La manifestazione davanti alla Cassazione - ANSA
I buoni risultati scacciano ogni ombra, basta guardare la foto di ieri mattina davanti alla sede della Corte di Cassazione, proprio sotto la statua di Cavour: Fratoianni, Conte, Schlein, Bonelli, Landini, Maraio, Boschi, Ciani, Bindie Magi... Più che l’Ulivo del tempo che fu ricorderebbe l’Unione del 2005, ma i protagonisti probabilmente si lascerebbero andare a gesti scaramantici, data la breve e travagliata vita di quell’avventura politica.
Fatto sta che ieri, al deposito del quesito referendario per l’abrogazione della legge sull’autonomia differenziata, mancava solo Azione di Carlo Calenda, che ha fatto sapere di non essere interessato. Per il resto c’erano tutti gli oppositori del governo di Giorgia Meloni. E alcune dichiarazioni distensive e “ragionate”, precedenti e successive all’appuntamento, da quella di Matteo Renzi a quella di Elly Schlein, a quella di Benedetto Della Vedova di +Europa, lasciano intravedere un sentiero che condurrebbe a un’intesa tra le forze di sinistra (adesso vi si può annoverare anche il M5s, iscritto in Europa al gruppo The Left), di centrosinistra e di parte del centro liberaldemocratico.Il parallelo con quanto sta avvenendo in Francia viene facile, forse troppo.

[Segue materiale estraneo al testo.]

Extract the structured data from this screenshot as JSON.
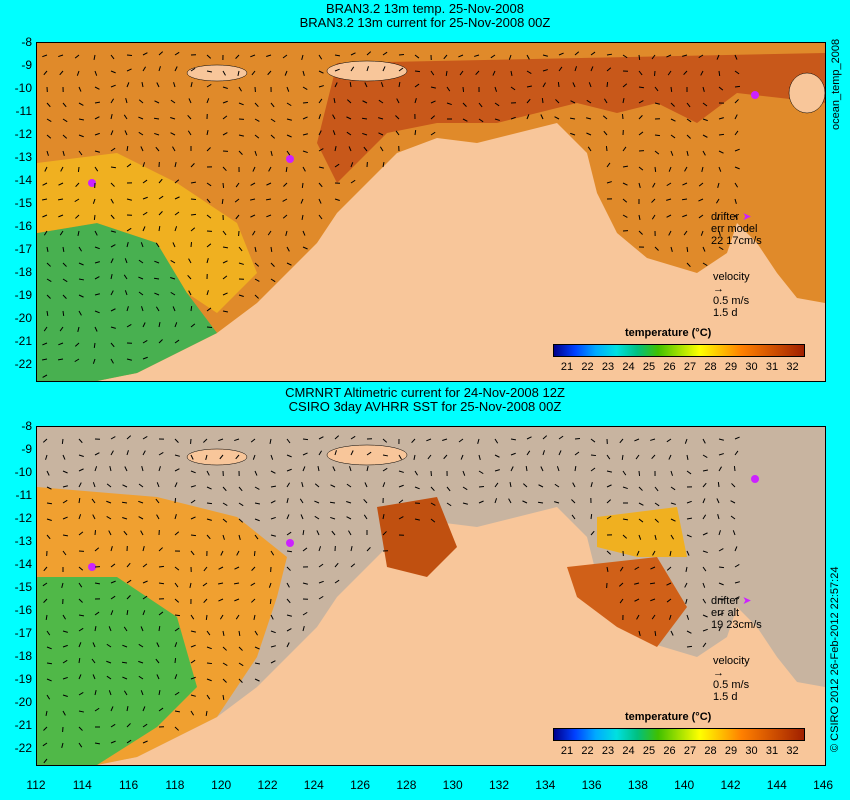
{
  "top": {
    "title_line1": "BRAN3.2 13m temp. 25-Nov-2008",
    "title_line2": "BRAN3.2 13m current for 25-Nov-2008 00Z",
    "legend": {
      "drifter": "drifter",
      "err": "err model",
      "err_value": "22 17cm/s",
      "velocity": "velocity",
      "velocity_scale": "0.5 m/s",
      "velocity_days": "1.5 d"
    },
    "side_label": "ocean_temp_2008"
  },
  "bottom": {
    "title_line1": "CMRNRT Altimetric current for 24-Nov-2008 12Z",
    "title_line2": "CSIRO 3day AVHRR SST for 25-Nov-2008 00Z",
    "legend": {
      "drifter": "drifter",
      "err": "err alt",
      "err_value": "19 23cm/s",
      "velocity": "velocity",
      "velocity_scale": "0.5 m/s",
      "velocity_days": "1.5 d"
    },
    "side_label": "© CSIRO 2012  26-Feb-2012 22:57:24"
  },
  "colorbar": {
    "title": "temperature (°C)",
    "ticks": [
      "21",
      "22",
      "23",
      "24",
      "25",
      "26",
      "27",
      "28",
      "29",
      "30",
      "31",
      "32"
    ],
    "colors": [
      "#00008b",
      "#0040ff",
      "#00aaff",
      "#00e0e0",
      "#00c080",
      "#40c000",
      "#a0e000",
      "#ffff00",
      "#ffc000",
      "#ff8000",
      "#e06000",
      "#c04000",
      "#a02000"
    ]
  },
  "axes": {
    "lat_ticks": [
      "-8",
      "-9",
      "-10",
      "-11",
      "-12",
      "-13",
      "-14",
      "-15",
      "-16",
      "-17",
      "-18",
      "-19",
      "-20",
      "-21",
      "-22"
    ],
    "lon_ticks": [
      "112",
      "114",
      "116",
      "118",
      "120",
      "122",
      "124",
      "126",
      "128",
      "130",
      "132",
      "134",
      "136",
      "138",
      "140",
      "142",
      "144",
      "146"
    ]
  },
  "colors": {
    "land": "#f8c69a",
    "background": "#00ffff",
    "ocean_warm": "#e08020",
    "ocean_hot": "#c05010",
    "ocean_cool": "#40b060",
    "no_data": "#c8b4a0"
  }
}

Perché sei buoni risultati aiutano, c’è sempre da tenere a mente che la politica non è il calcio. E “desistere” per evitare che la destra vada al governo, come appunto avviene Oltralpe, è cosa diversa da unirsi per proporre un’alternativa solida e credibile a una destra che, in Italia, già governa.
Schlein sembra essere consapevole delle difficoltà e delle distanze tra quelli che, «testardamente» direbbe lei, vede come naturali (verrebbe da dire: inevitabili) compagni di strada, quando li invita a «vedersi più spesso» e ripete che «il tempo dei veti è finito».
La strategia del «per», ovvero cercare di costruire proposte condivise sui grandi temi, è sicuramente faticosa ma probabilmente è la sola che può avere una prospettiva di successo, in un futuro più o meno prossimo. Con il rischio di perdere qualche pezzo per strada. Un’operazione assai più complicata del “changed Labour” di Starmer.